So I'll now turn back to the version I left, and make some of the improvements I intended. If a consensus arises that the functional notation is really better, I'll gladly turn that back afterwards, but I'd prefer not to be reverted globally. Marc van Leeuwen (talk) 08:38, 11 March 2011 (UTC)[reply]

I reverted you. First, I hadn't checked to make sure that you hadn't made changes other than the notational change you described in your edit summary. In the future, when you are doing making more than one type of change please indicate that in your edit summary. Second, if I come across an article where an editor has basically just changed from one notation to another with an edit summary describing how the new notation is better (when it's not clearly better), then I will revert that, because it often turns into that editor going through 10 other similar articles and making the same notation change. There are policies in wikipedia that basically say that if a convention is being used somewhere, you shouldn't just change it, not even to make things jive with other articles. Third, it's indeed typical in more advanced places to drop the (x) notation since it's redundant, and I generally do so and simply write f, g, h. Or I may even write P, Q. Or a, b, c. If you had spent time improving this article (say even just a few edits) and then had changed the notation, I don't think I would've reverted. At the time you reverted, there was no way to tell this is the first step in a larger program. Though I must say, I really don't like the notations G and H for polynomials (sure G without the presence of H, but both is jarring to me). In summary, it's not that I am of the firm belief that this article must use f(x) and such, it's simply that what seems to be a "drive-by" edit that completely changes a notational convention in an article to another one that is of about the same standard-ness is sketchy. All the other problems with the article you describe above are serious problems and I'd be very happy if you addressed them. RobHar (talk) 15:26, 11 March 2011 (UTC)[reply]
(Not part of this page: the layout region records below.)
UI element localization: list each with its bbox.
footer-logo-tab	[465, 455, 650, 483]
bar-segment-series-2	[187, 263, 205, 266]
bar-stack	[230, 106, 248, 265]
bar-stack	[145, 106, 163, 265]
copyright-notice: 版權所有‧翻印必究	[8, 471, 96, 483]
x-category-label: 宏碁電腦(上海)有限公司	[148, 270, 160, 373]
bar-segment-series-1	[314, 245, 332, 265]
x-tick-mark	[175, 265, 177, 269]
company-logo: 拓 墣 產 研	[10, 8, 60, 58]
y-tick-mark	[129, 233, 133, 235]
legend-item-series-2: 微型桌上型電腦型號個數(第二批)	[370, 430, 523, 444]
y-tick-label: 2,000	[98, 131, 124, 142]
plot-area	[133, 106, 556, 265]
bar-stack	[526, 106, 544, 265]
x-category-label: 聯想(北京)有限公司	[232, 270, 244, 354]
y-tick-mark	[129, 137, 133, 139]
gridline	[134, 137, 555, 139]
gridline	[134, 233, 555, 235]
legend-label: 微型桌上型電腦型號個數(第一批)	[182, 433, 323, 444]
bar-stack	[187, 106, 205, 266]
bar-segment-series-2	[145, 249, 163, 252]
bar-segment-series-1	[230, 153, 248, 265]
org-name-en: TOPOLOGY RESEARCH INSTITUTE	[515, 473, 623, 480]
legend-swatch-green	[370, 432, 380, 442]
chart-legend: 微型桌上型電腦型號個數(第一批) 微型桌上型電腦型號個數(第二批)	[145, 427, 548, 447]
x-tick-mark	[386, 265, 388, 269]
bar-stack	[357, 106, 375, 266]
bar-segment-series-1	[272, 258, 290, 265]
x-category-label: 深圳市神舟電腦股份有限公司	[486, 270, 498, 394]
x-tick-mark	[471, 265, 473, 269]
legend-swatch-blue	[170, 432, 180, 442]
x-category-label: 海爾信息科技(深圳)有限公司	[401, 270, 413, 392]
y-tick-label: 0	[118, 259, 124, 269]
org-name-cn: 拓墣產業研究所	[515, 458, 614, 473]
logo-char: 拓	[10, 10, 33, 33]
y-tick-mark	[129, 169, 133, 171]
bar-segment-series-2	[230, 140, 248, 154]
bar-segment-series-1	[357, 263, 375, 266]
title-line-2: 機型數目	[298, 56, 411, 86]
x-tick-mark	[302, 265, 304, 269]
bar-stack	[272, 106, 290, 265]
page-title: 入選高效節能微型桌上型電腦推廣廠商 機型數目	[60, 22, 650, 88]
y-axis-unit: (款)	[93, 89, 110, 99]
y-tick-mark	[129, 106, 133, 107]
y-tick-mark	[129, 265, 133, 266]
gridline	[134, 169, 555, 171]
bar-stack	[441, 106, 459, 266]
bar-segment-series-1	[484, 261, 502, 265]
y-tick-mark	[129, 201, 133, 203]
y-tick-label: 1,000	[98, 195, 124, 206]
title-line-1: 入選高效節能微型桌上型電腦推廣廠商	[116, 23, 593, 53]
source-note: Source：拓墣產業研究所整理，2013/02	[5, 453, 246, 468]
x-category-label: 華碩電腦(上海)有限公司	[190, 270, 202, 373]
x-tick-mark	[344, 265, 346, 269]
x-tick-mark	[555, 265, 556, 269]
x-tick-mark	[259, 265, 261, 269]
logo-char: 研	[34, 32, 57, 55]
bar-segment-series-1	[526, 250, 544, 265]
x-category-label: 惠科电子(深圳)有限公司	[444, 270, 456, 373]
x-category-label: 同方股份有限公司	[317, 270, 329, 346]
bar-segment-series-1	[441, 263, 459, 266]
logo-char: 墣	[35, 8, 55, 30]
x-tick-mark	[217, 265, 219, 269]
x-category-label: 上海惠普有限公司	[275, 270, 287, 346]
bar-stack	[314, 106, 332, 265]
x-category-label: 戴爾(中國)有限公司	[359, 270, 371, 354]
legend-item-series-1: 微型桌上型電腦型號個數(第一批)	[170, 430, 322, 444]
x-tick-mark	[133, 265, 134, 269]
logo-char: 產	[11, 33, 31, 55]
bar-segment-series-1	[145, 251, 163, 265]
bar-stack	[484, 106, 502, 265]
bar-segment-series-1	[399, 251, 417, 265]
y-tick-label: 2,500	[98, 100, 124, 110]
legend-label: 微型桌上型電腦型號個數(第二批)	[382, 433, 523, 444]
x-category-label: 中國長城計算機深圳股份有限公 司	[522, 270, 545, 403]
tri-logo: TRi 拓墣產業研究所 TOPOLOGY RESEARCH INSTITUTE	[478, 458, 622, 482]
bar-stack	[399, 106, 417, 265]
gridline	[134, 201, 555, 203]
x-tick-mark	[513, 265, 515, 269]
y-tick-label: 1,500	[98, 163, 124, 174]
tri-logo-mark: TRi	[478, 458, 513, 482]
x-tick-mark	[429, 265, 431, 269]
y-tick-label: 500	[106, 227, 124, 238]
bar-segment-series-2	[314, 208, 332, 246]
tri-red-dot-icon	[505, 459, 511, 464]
Does anyone know how or if Eisensteins Criterion says anything about the existence of Gaussian Rational roots? 64.134.140.53 (talk) 00:21, 21 June 2012 (UTC)[reply]

The caveat needs to be elaborated and explaned in further detail, Im not sure that I am understanding it correctly.

This is my understanding: Even if Eisenstein's Criterion is met/passed and we have confirmed the non-existence of general rational roots... then we may still possibly have strictly prime roots if and only if the polynomial is not primitive.

64.134.140.53 (talk) 00:51, 21 June 2012 (UTC)[reply]

The criterion is about factorization, not about roots. The passage "It will also be irreducible over the integers, unless" can be illustrated as follows. Take an Eisenstein polynomial for p=5, say, for instance Q=2X³+10X²+25X+15. It is irreducible over the rational numbers by the criterion, and since this example is primitive it is also irreducible over the integers. However if we multiply by another prime, say 3, to obtain 6X³+30X²+75X+45, this still meets the Eisenstein criterion for p=5, the polynomial is still irreducible over the rational numbers, but it is reducible over the integers because it is equal to the product 3Q, and both 3 and Q are non-invertible factors over the integers. Speaking of reducibility over the rational numbers conveniently sweeps the factor 3 under the rug as invertible and therefore irrelevant. However this rather trivial case is the only reason to talk about the rationals; the criterion and its proof are really an integer affair. Marc van Leeuwen (talk) 13:05, 30 August 2012 (UTC)[reply]

The change of variables in the examples is inconsistent. First it says to set x = y + a, and then redefines x as x + 3. The cyclotomic example says to set y = x + 1, which is the right way to do it. I think the section would make more sense if the first example was consistent with the second, and set y = x + a. Further, I think it should look like h(x) = h(y + 3) = y^2 + 7*y + 14 to be clearer and not redefine x.

After the example of how to apply a shift it says that the shift is a ring automorphism, which is not true. — Preceding unsigned comment added by 131.111.221.163 (talk) 22:45, 12 June 2013 (UTC)[reply]

The substitution of x by x+a is an automorphism of the polynomial ring, mapping f(x) to g(x)=f(x+a). Such a substitution may also be viewed as a change of variable (y=x+a). The fact of changing or not the name of the variable is not really important, as the name of the variable in a polynomial is only a placeholder. Hover, in practice, it is safer to change the name, to avoid confusions. I have changed y into x in the example for a coherent notation in the section. D.Lazard (talk) 08:50, 13 June 2013 (UTC)[reply]